Sustained buying by foreign institutional investors (FII) helped the domestic equity bourses post its eighth consecutive weekly gains. The last time it witnessed such a trend was in June 2009. The BSE Sensex ended the week with a gain of 0.27% at 17,693 while the NSE Nifty recorded a weekly gain of 0.16% to close at 5,290. During the last four trading sessions, FIIs purchased Indian equities worth Rs 2,182 crore, while their total investment during March stood at Rs 19,928 crore. The inflows during the month is the highest since October 2007.
During the week, the benchmark equity indices also scaled its two-year high on March 29, 2010. While Sensex touched its two-year high of 17,793, the Nifty hit a high of 5,330 in the intra-day trade. However, the week also saw action shifting towards the mid and small-cap stocks, with mid-cap indices outperforming the large-cap ones. BSE small-cap index rose 3.28% while the mid-cap index registered a weekly gain of 1.52%.
An encouraging fourth quarter advance tax figures of top Indian companies (an indication of higher earnings) gave further impetus to the post-Budget rally. Standard and Poors, the global credit rating agency, has already revised the outlook on India to stable from negative on the back of improved government finances. Other global rating agencies like Moodys and Fitch already have a stable outlook on India.

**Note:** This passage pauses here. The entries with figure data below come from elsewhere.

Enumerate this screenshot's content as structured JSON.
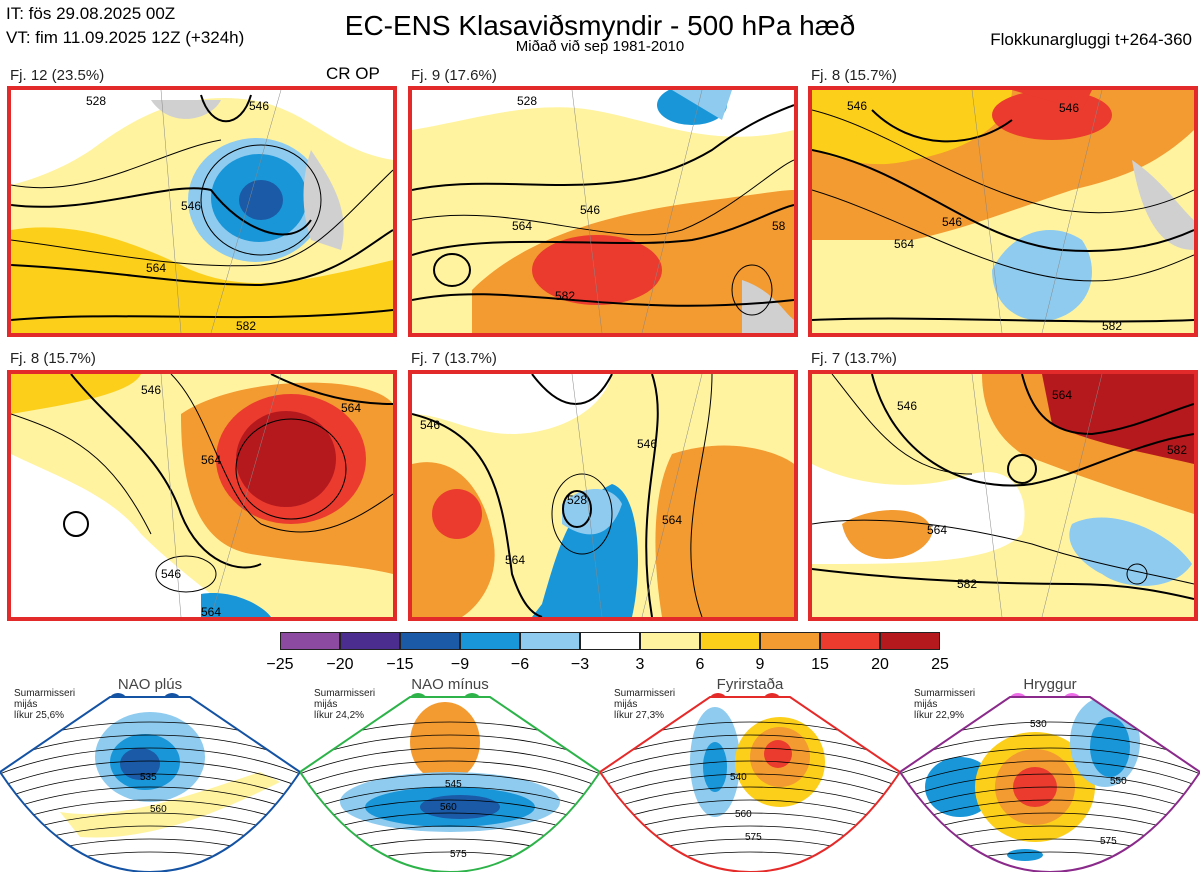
{
  "header": {
    "init_time": "IT: fös 29.08.2025 00Z",
    "valid_time": "VT: fim 11.09.2025 12Z  (+324h)",
    "title": "EC-ENS Klasaviðsmyndir - 500 hPa hæð",
    "subtitle": "Miðað við sep 1981-2010",
    "window": "Flokkunargluggi t+264-360",
    "crop_label": "CR OP"
  },
  "panels": [
    {
      "label": "Fj. 12 (23.5%)",
      "contours": [
        "546",
        "546",
        "564",
        "582",
        "528"
      ]
    },
    {
      "label": "Fj. 9 (17.6%)",
      "contours": [
        "528",
        "546",
        "564",
        "582",
        "58"
      ]
    },
    {
      "label": "Fj. 8 (15.7%)",
      "contours": [
        "546",
        "546",
        "564",
        "582",
        "546"
      ]
    },
    {
      "label": "Fj. 8 (15.7%)",
      "contours": [
        "546",
        "564",
        "564",
        "546",
        "564"
      ]
    },
    {
      "label": "Fj. 7 (13.7%)",
      "contours": [
        "546",
        "546",
        "528",
        "564",
        "564"
      ]
    },
    {
      "label": "Fj. 7 (13.7%)",
      "contours": [
        "546",
        "564",
        "582",
        "564",
        "582"
      ]
    }
  ],
  "colorbar": {
    "colors": [
      "#8c4aa0",
      "#4b2d8f",
      "#1a5aa6",
      "#1996d8",
      "#8ecbef",
      "#ffffff",
      "#fff3a0",
      "#fccf1a",
      "#f39a30",
      "#ea3b2e",
      "#b5191e"
    ],
    "ticks": [
      "−25",
      "−20",
      "−15",
      "−9",
      "−6",
      "−3",
      "3",
      "6",
      "9",
      "15",
      "20",
      "25"
    ]
  },
  "regimes": [
    {
      "name": "NAO plús",
      "season": "Sumarmisseri",
      "type": "mijás",
      "prob": "líkur 25,6%",
      "dot_color": "#1452a3",
      "frame_color": "#1452a3",
      "contours": [
        "535",
        "560"
      ]
    },
    {
      "name": "NAO mínus",
      "season": "Sumarmisseri",
      "type": "mijás",
      "prob": "líkur 24,2%",
      "dot_color": "#2db34a",
      "frame_color": "#2db34a",
      "contours": [
        "545",
        "560",
        "575"
      ]
    },
    {
      "name": "Fyrirstaða",
      "season": "Sumarmisseri",
      "type": "mijás",
      "prob": "líkur 27,3%",
      "dot_color": "#e52a2a",
      "frame_color": "#e52a2a",
      "contours": [
        "540",
        "560",
        "575"
      ]
    },
    {
      "name": "Hryggur",
      "season": "Sumarmisseri",
      "type": "mijás",
      "prob": "líkur 22,9%",
      "dot_color": "#ee6de8",
      "frame_color": "#8a2a8a",
      "contours": [
        "530",
        "550",
        "575"
      ]
    }
  ]
}
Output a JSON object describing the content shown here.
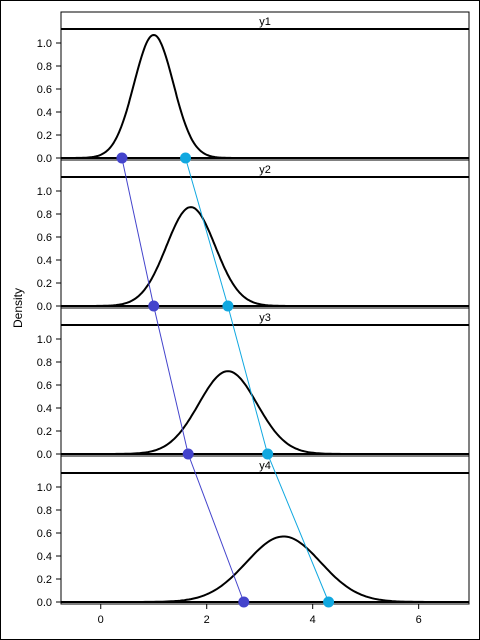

Global investor sentiments are also turning positive on the back of positive news. The index of US manufacturing activities in March rose to its highest level since July 2004, according to data released on Thursday. Earlier, a US labour department report showed initial weekly claims for jobless benefits falling more than expected. Equity markets across the world have taken the cue. While Dow Jones index was up 0.65% on Thursday, Nikkei 225 stock surged 0.37% to touch its 18-month high on Friday. Stocks in China and Hong Kong reached their highest closing levels in more than two months.